The climb out of finance-mediated location limbo started today.

Don’t fret – we didn’t film any footage. You’re spared another aural carpet-bombing from the Lost Jonny back-catalogue. Today we went to look around a local 6th form college full of kids, making grown men walking around with a video camera seem oddly inappropriate. We were given the guided tour by Rich, the head of the Media department, and he seemed genuinely enthused by the project and keen that we come and film at his establishment over the summer.

So, let’s dispense with the good news first. The college would work out as an absolute treat for shooting Resurrection. it has architectural character in spades borne out of functional necessity and numerous eccentric extensions. It’s got a great library, a sweet kitchen area, and enough vending machines to adequately signal the end of polite society.
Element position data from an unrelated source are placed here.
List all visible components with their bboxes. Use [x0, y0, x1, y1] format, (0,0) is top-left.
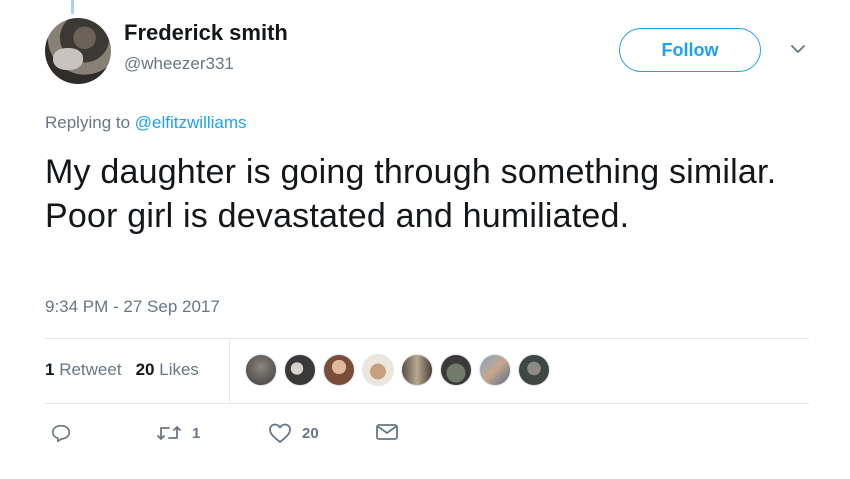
retweet-action[interactable]: 1 [156, 422, 200, 444]
reply-action[interactable] [50, 422, 72, 444]
liker-avatar[interactable] [284, 354, 316, 386]
divider-top [45, 338, 809, 339]
liker-avatar[interactable] [479, 354, 511, 386]
reply-mention-link[interactable]: @elfitzwilliams [135, 113, 247, 132]
author-handle[interactable]: @wheezer331 [124, 54, 234, 74]
retweets-stat[interactable]: 1 Retweet [45, 360, 122, 380]
replying-to-label: Replying to [45, 113, 131, 132]
liker-avatar[interactable] [362, 354, 394, 386]
retweet-count: 1 [192, 424, 201, 442]
divider-bottom [45, 403, 809, 404]
like-count: 20 [302, 424, 319, 442]
liker-avatar[interactable] [323, 354, 355, 386]
heart-icon [268, 422, 292, 444]
like-action[interactable]: 20 [268, 422, 319, 444]
likes-stat[interactable]: 20 Likes [136, 360, 199, 380]
thread-connector [71, 0, 74, 14]
follow-button[interactable]: Follow [619, 28, 761, 72]
likes-label: Likes [159, 360, 199, 379]
reply-context: Replying to @elfitzwilliams [45, 113, 247, 133]
liker-avatar[interactable] [401, 354, 433, 386]
retweets-count: 1 [45, 360, 55, 379]
reply-icon [50, 422, 72, 444]
tweet-text: My daughter is going through something s… [45, 153, 777, 235]
author-name[interactable]: Frederick smith [124, 20, 288, 46]
liker-avatars [245, 354, 550, 386]
tweet-timestamp[interactable]: 9:34 PM - 27 Sep 2017 [45, 297, 220, 317]
engagement-stats: 1 Retweet 20 Likes [45, 360, 199, 380]
author-avatar[interactable] [45, 18, 111, 84]
liker-avatar[interactable] [440, 354, 472, 386]
likes-count: 20 [135, 360, 155, 379]
envelope-icon [375, 422, 399, 442]
caret-down-icon[interactable] [788, 42, 808, 56]
retweets-label: Retweet [59, 360, 122, 379]
direct-message-action[interactable] [375, 422, 399, 442]
retweet-icon [156, 422, 182, 444]
liker-avatar[interactable] [518, 354, 550, 386]
stats-separator [229, 340, 230, 402]
liker-avatar[interactable] [245, 354, 277, 386]
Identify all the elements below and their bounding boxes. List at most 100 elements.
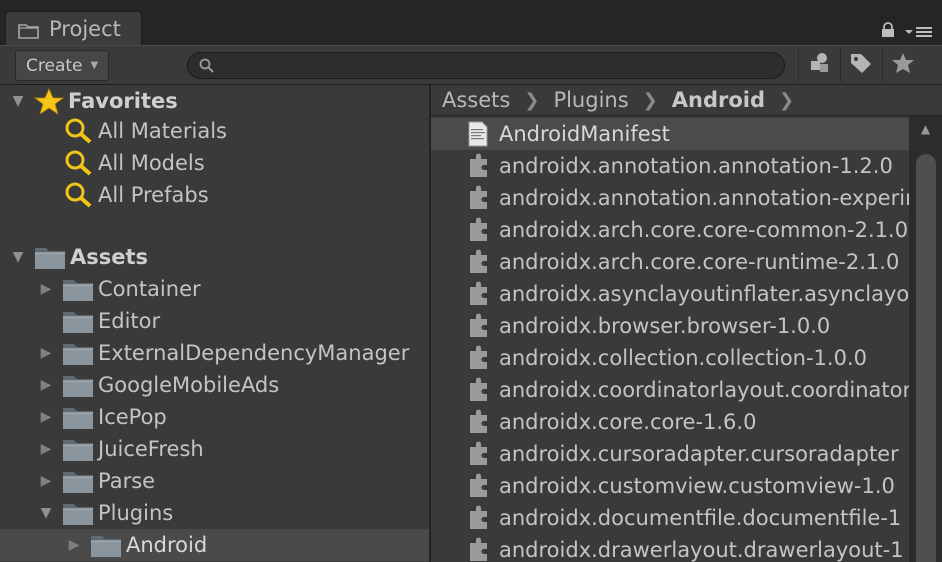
star-icon (891, 52, 915, 78)
search-input[interactable] (187, 52, 785, 79)
favorites-header-label: Favorites (68, 89, 178, 113)
collapse-arrow-icon[interactable]: ▶ (36, 439, 56, 459)
create-button[interactable]: Create ▼ (15, 50, 109, 81)
plugin-icon (467, 441, 489, 467)
file-row[interactable]: androidx.customview.customview-1.0 (431, 470, 909, 502)
plugin-icon (467, 281, 489, 307)
collapse-arrow-icon[interactable]: ▶ (36, 375, 56, 395)
file-row[interactable]: androidx.arch.core.core-common-2.1.0 (431, 214, 909, 246)
favorite-item-all-prefabs[interactable]: All Prefabs (64, 179, 209, 211)
tree-folder-plugins[interactable]: ▼ Plugins (36, 497, 173, 529)
folder-icon (62, 436, 94, 462)
folder-icon (62, 372, 94, 398)
folder-icon (62, 340, 94, 366)
tree-folder-parse[interactable]: ▶ Parse (36, 465, 155, 497)
file-name: androidx.cursoradapter.cursoradapter (499, 442, 899, 466)
file-name: androidx.drawerlayout.drawerlayout-1 (499, 538, 904, 562)
tree-folder-label: Plugins (98, 501, 174, 525)
plugin-icon (467, 153, 489, 179)
breadcrumb: Assets ❯ Plugins ❯ Android ❯ (431, 85, 942, 116)
file-name: androidx.browser.browser-1.0.0 (499, 314, 831, 338)
file-row[interactable]: androidx.cursoradapter.cursoradapter (431, 438, 909, 470)
expand-arrow-icon[interactable]: ▼ (8, 91, 28, 111)
file-row-androidmanifest[interactable]: AndroidManifest (431, 118, 909, 150)
breadcrumb-item-plugins[interactable]: Plugins (553, 88, 628, 112)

And flushing toilets, sweet flushing toilets. The site is in a residential area, far enough away from any noisy night-time traffic, and in the summer holidays it apparently turns into a ghost town. 

So far, so very splendid.

And on to the bad news… the schedule. We will need to start principal photography on the last day of July to get out before the end of the summer holidays. That ain’t a whole load of time to get all our production ducks in line. And it ain’t a whole lot of darkness each night to film through.

And it’s certainly not a lot of time to find our first couple of investors, upon whom it still all depends. Our fingers remain tentatively poised over the 'go' button waiting for them to step forward.

But hey, enough with the moaning. All in all it’s been a very good day. In one fell swoop we’ve managed to knock around £50k off the budget, and potentially inherit an army of Digital Media students as runners. Sure, the film won’t have that conceit of a psychiatric hospital full of sectioned patients that all believe that they’re the son of God, only to find out that one of them has been telling the truth all along. But I have a sneaking suspicion that it’ll only be me that misses it. 

And if that’s the largest disappointment I have to get over between now and the end of the summer, it’ll be the most charmed of apocalypses all round. Braced.